All these factors will influence when you decide to get married. You may answer all questions posed in different ways at various ages in your life.
Is 18 a good age to get married?
In my opinion, yes. That is not to say that there have not been any successful marriages formed between people as young as 18 years old. In my opinion however, at 18, you may not be entirely sure yet what exactly it is that you want in a life partner. This is because you may not yet have sufficient life experience.
Having said that though, even people who are far older than 18 years old can change their idea of who their ideal partner is. At no age in life do your views and opinions become fixed. Also, you may have experienced so much in life already that you know exactly what it is that you are looking for at the age of 18.
GET: Meeting the parents greeting card
Is 30 too old to get married?
I do not believe that 30 years old is too young to get married. There is no age that is ‘too old’ for marriage. This is part of why it is not easy to answer the question of what is the best age to get married.
Telling yourself that there is a specific age that is too old to get married puts a timer on your ability to find love and that is not right.

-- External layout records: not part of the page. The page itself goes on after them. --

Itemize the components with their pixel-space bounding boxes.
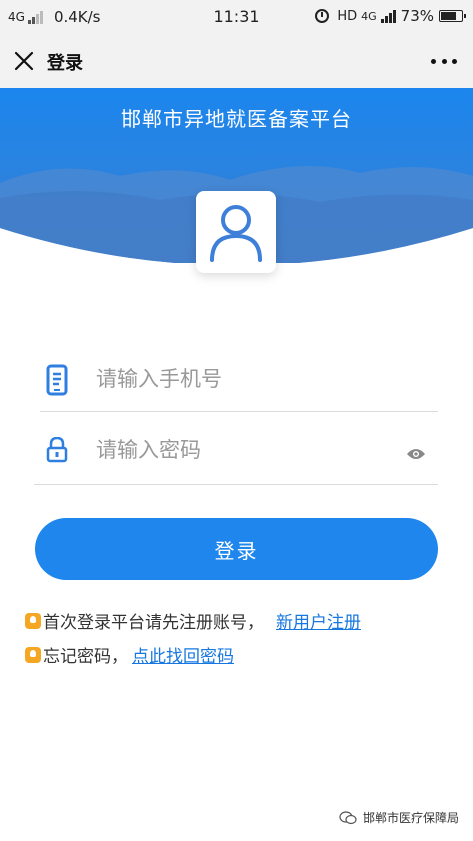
phone-input[interactable] [96, 362, 396, 396]
register-tip-text: 首次登录平台请先注册账号， [43, 613, 264, 633]
alarm-icon [315, 9, 330, 23]
platform-title: 邯郸市异地就医备案平台 [121, 107, 352, 131]
bulb-icon [25, 646, 41, 663]
net-type-indicator: 4G [361, 9, 377, 23]
lock-icon [46, 437, 68, 463]
hd-indicator: HD [337, 8, 358, 24]
forgot-password-link[interactable]: 点此找回密码 [132, 642, 234, 667]
signal-strength-icon [380, 9, 397, 23]
watermark-text: 邯郸市医疗保障局 [362, 811, 459, 825]
bulb-icon [25, 612, 41, 629]
password-field [34, 425, 438, 485]
login-button[interactable]: 登录 [35, 518, 438, 580]
forgot-tip-text: 忘记密码， [43, 647, 128, 667]
more-icon [431, 58, 436, 64]
page-title: 登录 [47, 53, 83, 74]
battery-percent: 73% [400, 7, 434, 25]
register-link[interactable]: 新用户注册 [276, 608, 361, 633]
watermark: 邯郸市医疗保障局 [339, 809, 459, 826]
phone-field [40, 352, 438, 412]
eye-icon[interactable] [406, 447, 426, 461]
forgot-password-tip: 忘记密码， 点此找回密码 [25, 642, 234, 667]
password-input[interactable] [96, 433, 396, 467]
phone-icon [46, 364, 68, 396]
close-icon [14, 51, 34, 71]
battery-icon [439, 10, 466, 22]
status-bar: 4G 0.4K/s 11:31 HD 4G 73% [0, 0, 473, 34]
avatar [196, 191, 276, 273]
close-button[interactable] [10, 47, 38, 75]
user-icon [210, 205, 262, 262]
more-button[interactable] [431, 52, 457, 70]
nav-bar: 登录 [0, 34, 473, 88]
register-tip: 首次登录平台请先注册账号， 新用户注册 [25, 608, 361, 633]
wechat-icon [339, 810, 357, 824]
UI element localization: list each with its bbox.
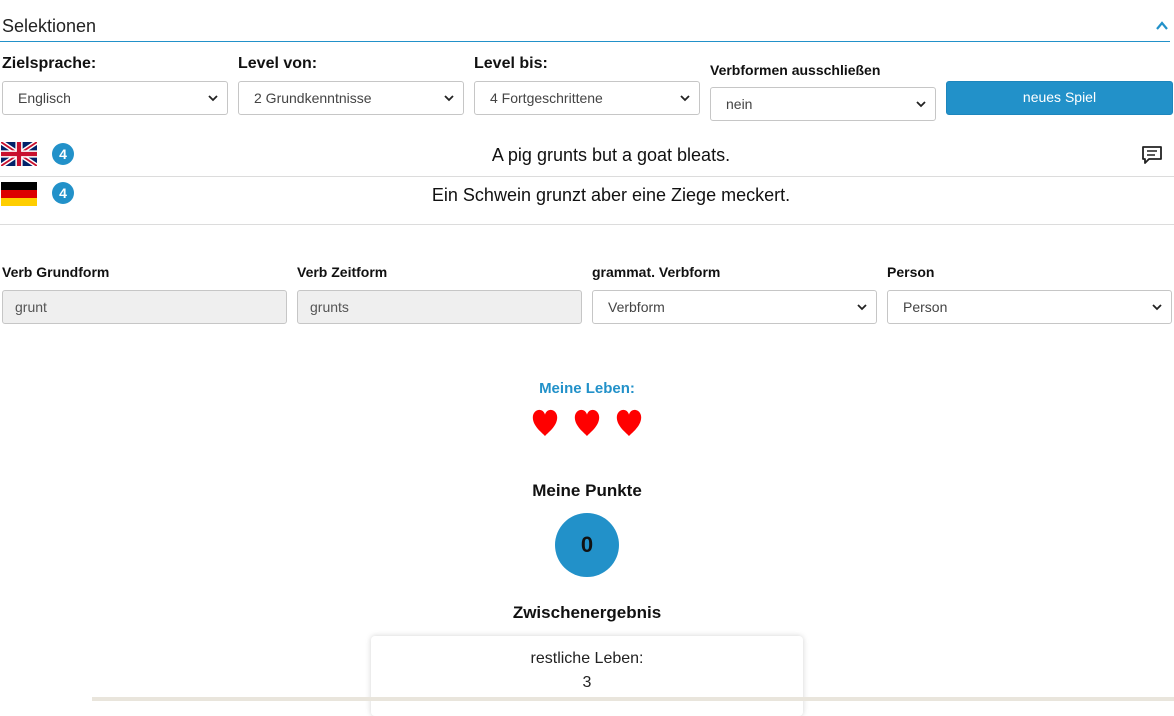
- heart-icon: [532, 409, 558, 437]
- uk-flag-icon: [1, 142, 37, 166]
- score-title: Meine Punkte: [532, 481, 642, 500]
- row-divider: [0, 176, 1174, 177]
- lives-title: Meine Leben:: [539, 380, 635, 397]
- row-divider: [0, 224, 1174, 225]
- level-from-label: Level von:: [238, 55, 318, 72]
- chevron-down-icon: [857, 304, 867, 311]
- target-language-select[interactable]: Englisch: [2, 81, 228, 115]
- verb-base-field: grunt: [2, 290, 287, 324]
- comment-icon[interactable]: [1140, 143, 1164, 167]
- verb-tense-field: grunts: [297, 290, 582, 324]
- exclude-forms-value: nein: [726, 96, 753, 112]
- chevron-down-icon: [680, 95, 690, 102]
- exclude-forms-label: Verbformen ausschließen: [710, 62, 881, 78]
- chevron-down-icon: [1152, 304, 1162, 311]
- person-value: Person: [903, 299, 948, 315]
- verb-base-label: Verb Grundform: [2, 264, 110, 280]
- person-select[interactable]: Person: [887, 290, 1172, 324]
- level-from-value: 2 Grundkenntnisse: [254, 90, 372, 106]
- de-flag-icon: [1, 182, 37, 206]
- collapse-chevron-up-icon[interactable]: [1150, 14, 1174, 38]
- horizontal-scrollbar[interactable]: [0, 697, 1174, 701]
- level-to-value: 4 Fortgeschrittene: [490, 90, 603, 106]
- person-label: Person: [887, 264, 935, 280]
- section-divider: [0, 41, 1170, 42]
- heart-icon: [574, 409, 600, 437]
- section-title: Selektionen: [2, 16, 97, 36]
- chevron-down-icon: [916, 101, 926, 108]
- verb-form-value: Verbform: [608, 299, 665, 315]
- verb-form-label: grammat. Verbform: [592, 264, 721, 280]
- target-language-value: Englisch: [18, 90, 71, 106]
- exclude-forms-select[interactable]: nein: [710, 87, 936, 121]
- translation-sentence: Ein Schwein grunzt aber eine Ziege mecke…: [431, 185, 791, 205]
- score-circle: 0: [555, 513, 619, 577]
- lives-hearts: [530, 407, 644, 439]
- level-badge: 4: [52, 182, 74, 204]
- scrollbar-thumb[interactable]: [0, 697, 92, 701]
- new-game-button[interactable]: neues Spiel: [946, 81, 1173, 115]
- chevron-down-icon: [444, 95, 454, 102]
- remaining-lives-label: restliche Leben:: [530, 650, 644, 667]
- level-to-select[interactable]: 4 Fortgeschrittene: [474, 81, 700, 115]
- level-badge: 4: [52, 143, 74, 165]
- level-from-select[interactable]: 2 Grundkenntnisse: [238, 81, 464, 115]
- verb-form-select[interactable]: Verbform: [592, 290, 877, 324]
- interim-title: Zwischenergebnis: [512, 603, 662, 622]
- heart-icon: [616, 409, 642, 437]
- chevron-down-icon: [208, 95, 218, 102]
- target-language-label: Zielsprache:: [2, 55, 97, 72]
- interim-card: restliche Leben: 3: [371, 636, 803, 716]
- level-to-label: Level bis:: [474, 55, 548, 72]
- remaining-lives-value: 3: [582, 674, 592, 691]
- source-sentence: A pig grunts but a goat bleats.: [491, 145, 731, 165]
- verb-tense-label: Verb Zeitform: [297, 264, 388, 280]
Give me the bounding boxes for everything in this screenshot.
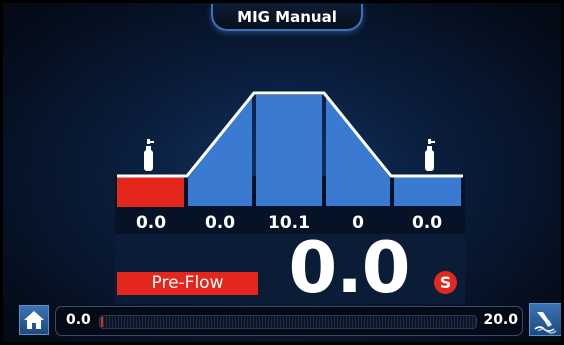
slider-max-label: 20.0 [483,312,518,328]
home-button[interactable] [19,305,49,335]
segment-down-slope[interactable] [326,95,390,206]
welder-screen: MIG Manual 0.0 0.0 10.1 0 0.0 Pre-Flow 0… [0,0,564,345]
slider-min-label: 0.0 [66,312,91,328]
segment-up-slope[interactable] [188,95,252,206]
segment-post-flow[interactable] [394,177,461,206]
unit-badge: S [434,271,457,294]
gas-cylinder-icon [425,139,435,171]
segment-weld[interactable] [256,95,322,206]
torch-settings-button[interactable] [529,303,562,336]
value-pre-flow[interactable]: 0.0 [118,212,184,234]
segment-pre-flow[interactable] [117,177,184,207]
slider-marker[interactable] [101,317,103,327]
value-slider[interactable]: 0.0 20.0 [55,306,523,336]
active-parameter-value: 0.0 [288,227,410,309]
value-up-slope[interactable]: 0.0 [187,212,253,234]
slider-bar[interactable] [99,315,477,329]
home-icon [24,311,44,329]
active-parameter-label: Pre-Flow [117,272,258,295]
torch-settings-icon [534,312,557,334]
gas-cylinder-icon [144,139,154,171]
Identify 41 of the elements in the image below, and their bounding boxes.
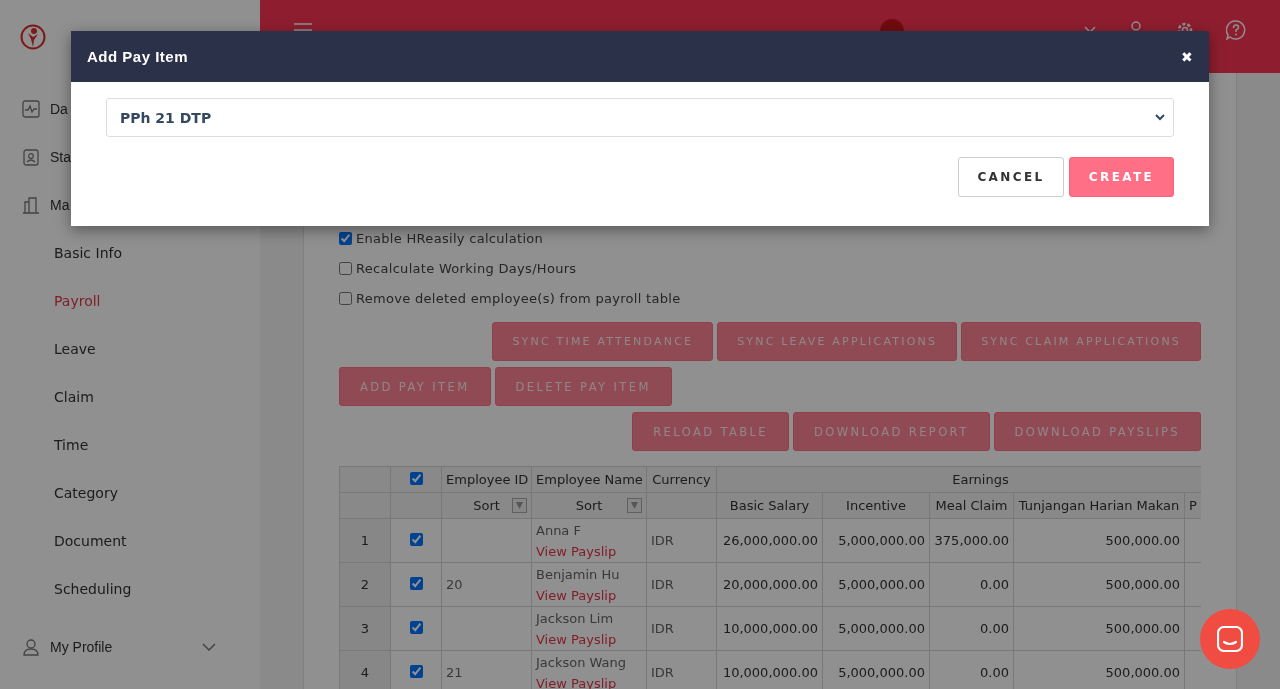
table-cell: Anna F View Payslip xyxy=(531,518,647,563)
column-header: Currency xyxy=(646,466,717,493)
column-header: Employee ID xyxy=(441,466,532,493)
column-header: Incentive xyxy=(822,492,930,519)
table-cell: 0.00 xyxy=(929,650,1014,689)
table-cell: 5,000,000.00 xyxy=(822,518,930,563)
table-cell: 500,000.00 xyxy=(1013,650,1185,689)
table-cell: IDR xyxy=(646,562,717,607)
table-cell: Benjamin Hu View Payslip xyxy=(531,562,647,607)
checkbox-label: Remove deleted employee(s) from payroll table xyxy=(356,290,681,306)
table-cell: 5,000,000.00 xyxy=(822,562,930,607)
table-cell: 0.00 xyxy=(929,562,1014,607)
table-cell: 500,000.00 xyxy=(1013,562,1185,607)
table-cell: 10,000,000.00 xyxy=(716,606,823,651)
table-cell: Jackson Lim View Payslip xyxy=(531,606,647,651)
table-cell: IDR xyxy=(646,650,717,689)
column-header: Employee Name xyxy=(531,466,647,493)
table-cell: 0.00 xyxy=(929,606,1014,651)
table-cell: 375,000.00 xyxy=(929,518,1014,563)
checkbox-label: Recalculate Working Days/Hours xyxy=(356,260,577,276)
row-number: 2 xyxy=(339,562,391,607)
table-cell: IDR xyxy=(646,518,717,563)
row-number: 4 xyxy=(339,650,391,689)
row-number: 3 xyxy=(339,606,391,651)
table-cell: 10,000,000.00 xyxy=(716,650,823,689)
column-header: Earnings xyxy=(716,466,1201,493)
table-cell: 20,000,000.00 xyxy=(716,562,823,607)
table-cell: 26,000,000.00 xyxy=(716,518,823,563)
table-cell: 500,000.00 xyxy=(1013,518,1185,563)
table-cell: 500,000.00 xyxy=(1013,606,1185,651)
column-header: Tunjangan Harian Makan xyxy=(1013,492,1185,519)
column-header: Basic Salary xyxy=(716,492,823,519)
row-number: 1 xyxy=(339,518,391,563)
table-cell: 21 xyxy=(441,650,532,689)
table-cell: 20 xyxy=(441,562,532,607)
dialog-title: Add Pay Item xyxy=(87,48,189,65)
table-cell: 5,000,000.00 xyxy=(822,650,930,689)
checkbox-label: Enable HReasily calculation xyxy=(356,230,544,246)
column-header: Meal Claim xyxy=(929,492,1014,519)
table-cell: 5,000,000.00 xyxy=(822,606,930,651)
table-cell: IDR xyxy=(646,606,717,651)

Do not let the pressure of society or pressure that you put on yourself stop you from patiently waiting to meet someone who is well-suited to you or force you to marry the wrong person.

Can you be single at 32?
You can be single at any age if you know that it is a better option than being in a marriage that is not healthy for you. You can be single at 32 or any other age if you enjoy your own company and focus on achieving your life goals and creating healthy relationships with others.
To conclude…
Do not let the concept of the best age to get married force you into making a decision you might regret later.
Do not let it delay marrying someone that you believe to be your perfect partner either.
I agree with those 20% of respondents who chose ‘when it’s right in her life’.
1 Comment
I love “when it is right in her life”, because you just don’t know when you might meet that special someone. Some people meet that special some very young and others don’t meet that special someone until we’ll into late adulthood. So it really depends on when you meet the person you think you might marry. I also think it depend on what you were taught as a child. These days, with all the divorce around us, a lot of children on not growing up seeing what a good example of a marriage is, so they are not really prepared for marriage at a young age. However, I think if a child has both parents around who are married, the child might be ready for marriage by 18. Those are my thought though. Thankyou for sharing yours!